Of course, adding Russians-versus-Americans or Christians-versus-Muslims to Shiite-versus-Sunni and Sunni-versus-Sunni would be a new nightmare.
What’s needed is the right intervention because – left to fester – this metastasising threat to the world’s peace and prosperity can only get worse.
Plainly, the destruction of Islamic State will need to involve Sunni forces. Plainly any longer-term settlement in Syria and Iraq will need to accommodate all the significant minorities.
The winner-take-all mindset that has plagued the Middle East can’t continue – but it won’t change without some leadership from the outside.
When President Obama said last year that America could no longer be the world’s policeman on its own, I said that Australia may not be America’s most powerful or most important ally but would strive to be its most dependable one – as we have been, so far, in the Middle East – because America is the only country with the strength and high-mindedness for this task.
The challenge, as the President has said, is finding a strategy for Syria because without a strategy for Syria, as well as for Iraq, there can be no victory.
As prime minister, I encouraged a US-led summit, specifically to deal with Islamic State, that would have had to involve Russia, Iran and the key Sunni countries as well as the main Western powers.
In the wake of Paris, coordinated action is more urgent than ever; and France, also, now has the moral authority to contribute the leadership that’s needed.
A military victory over the caliphate isn’t a sufficient response to the challenge of militant Islam but it is a necessary one. The alternative is more attacks on decent people going about their daily lives until the resolve is there to escalate the military campaign against it.
That’s the challenge: creating Iraqi and Syrian forces that can destroy the caliphate while respecting non-combatants; and, in the longer term, fostering governments in the Middle East that don’t commit genocide against their own peoples or permit terrorism against ours.

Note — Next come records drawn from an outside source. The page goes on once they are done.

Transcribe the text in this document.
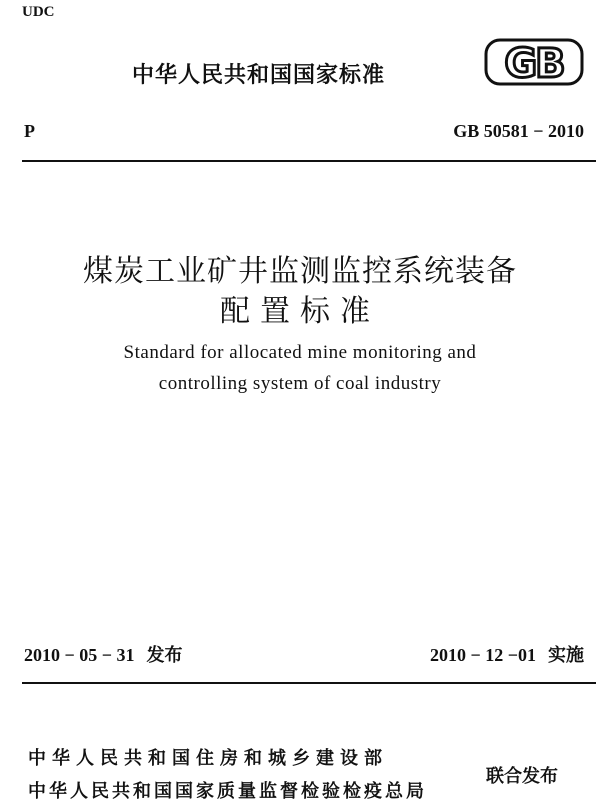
UDC
中华人民共和国国家标准	GB
P	GB 50581 − 2010
煤炭工业矿井监测监控系统装备
配置标准
Standard for allocated mine monitoring and
controlling system of coal industry
2010 − 05 − 31 发布	2010 − 12 −01 实施
中华人民共和国住房和城乡建设部
中华人民共和国国家质量监督检验检疫总局
联合发布
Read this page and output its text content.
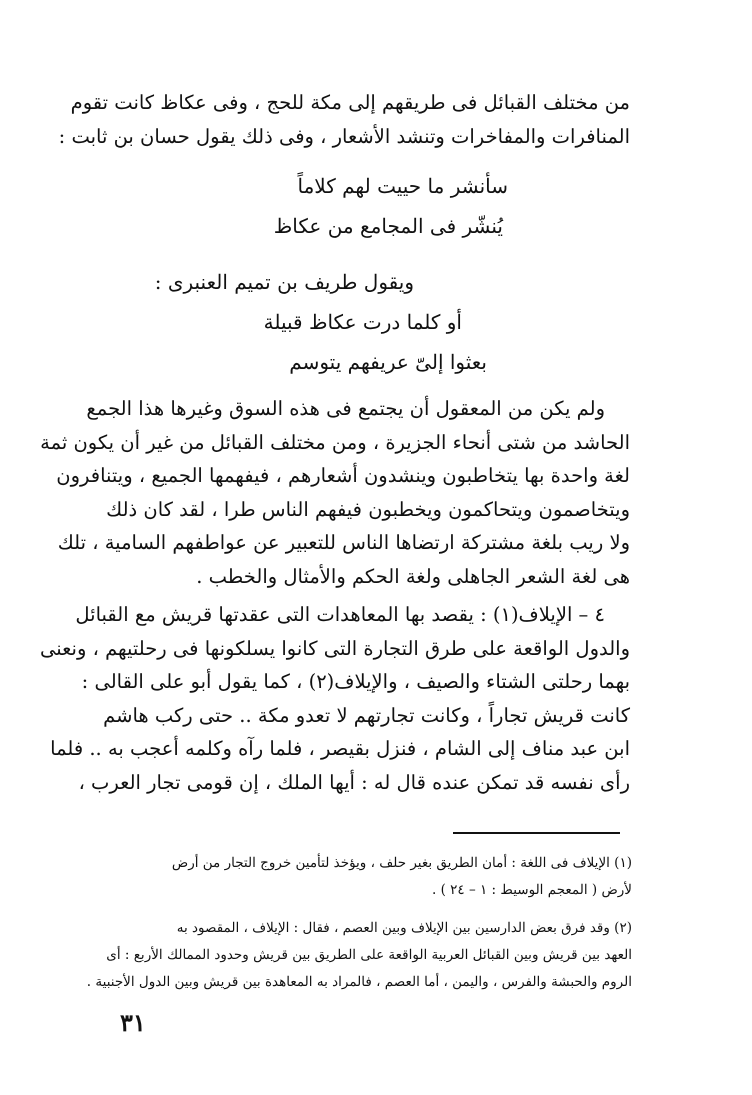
من مختلف القبائل فى طريقهم إلى مكة للحج ، وفى عكاظ كانت تقوم
المنافرات والمفاخرات وتنشد الأشعار ، وفى ذلك يقول حسان بن ثابت :
سأنشر ما حييت لهم كلاماً
يُنشّر فى المجامع من عكاظ
ويقول طريف بن تميم العنبرى :
أو كلما درت عكاظ قبيلة
بعثوا إلىّ عريفهم يتوسم
ولم يكن من المعقول أن يجتمع فى هذه السوق وغيرها هذا الجمع
الحاشد من شتى أنحاء الجزيرة ، ومن مختلف القبائل من غير أن يكون ثمة
لغة واحدة بها يتخاطبون وينشدون أشعارهم ، فيفهمها الجميع ، ويتنافرون
ويتخاصمون ويتحاكمون ويخطبون فيفهم الناس طرا ، لقد كان ذلك
ولا ريب بلغة مشتركة ارتضاها الناس للتعبير عن عواطفهم السامية ، تلك
هى لغة الشعر الجاهلى ولغة الحكم والأمثال والخطب .
٤ – الإيلاف(١) : يقصد بها المعاهدات التى عقدتها قريش مع القبائل
والدول الواقعة على طرق التجارة التى كانوا يسلكونها فى رحلتيهم ، ونعنى
بهما رحلتى الشتاء والصيف ، والإيلاف(٢) ، كما يقول أبو على القالى :
كانت قريش تجاراً ، وكانت تجارتهم لا تعدو مكة .. حتى ركب هاشم
ابن عبد مناف إلى الشام ، فنزل بقيصر ، فلما رآه وكلمه أعجب به .. فلما
رأى نفسه قد تمكن عنده قال له : أيها الملك ، إن قومى تجار العرب ،
(١) الإيلاف فى اللغة : أمان الطريق بغير حلف ، ويؤخذ لتأمين خروج التجار من أرض
لأرض ( المعجم الوسيط : ١ – ٢٤ ) .
(٢) وقد فرق بعض الدارسين بين الإيلاف وبين العصم ، فقال : الإيلاف ، المقصود به
العهد بين قريش وبين القبائل العربية الواقعة على الطريق بين قريش وحدود الممالك الأربع : أى
الروم والحبشة والفرس ، واليمن ، أما العصم ، فالمراد به المعاهدة بين قريش وبين الدول الأجنبية .
٣١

It may involve the commitment of western troops to fight alongside local forces. It may involve the creation of safe havens protected by “no fly” zones. It may ultimately involve a sub-divided Syria (as William Hague has suggested).
What it can’t involve is the persistence of a blood-soaked caliphate killing in the name of god.
It will be a long, difficult and costly engagement, quite possibly the task of decades not years; but before we shrink from such a prospect we should remember how much the world has gained from the US and its allies’ sustained, post-war willingness to stand up for universal values as well as for their own interests.
The latest announcement, of 200 special operations troops to fight in Iraq and Syria, is a sign that America is finally edging towards the action needed to win this war.
So is the British parliament’s support for an air bombardment against Islamic State in Syria.
Here, in the Indo-Pacific, we have seen what can be achieved, in peace, with humane values and the right leadership.
America has not ceased being the “indispensable nation” just because the world is in transition.
Here in Singapore, everywhere around us, we see the results of outstanding local leadership that US global leadership has made possible.
Wishful thinking and the search for the safe option didn’t produce a large measure of security and prosperity in the Indo-Pacific and it won’t in the Middle East either.
Wherever people have the chance, they gravitate to greater freedom and more choice.
People should be free to vote as they wish, to worship as they wish, to work as they wish and to associate as they wish provided they respect the right of others to make different choices.
“Treat others as you would have them treat you” is less a Western concept than a universal aspiration wherever people are free to work out their futures for themselves.
At the heart of a rules based international order is this fragrant idea that we must be ready, now and always, to assert and to defend.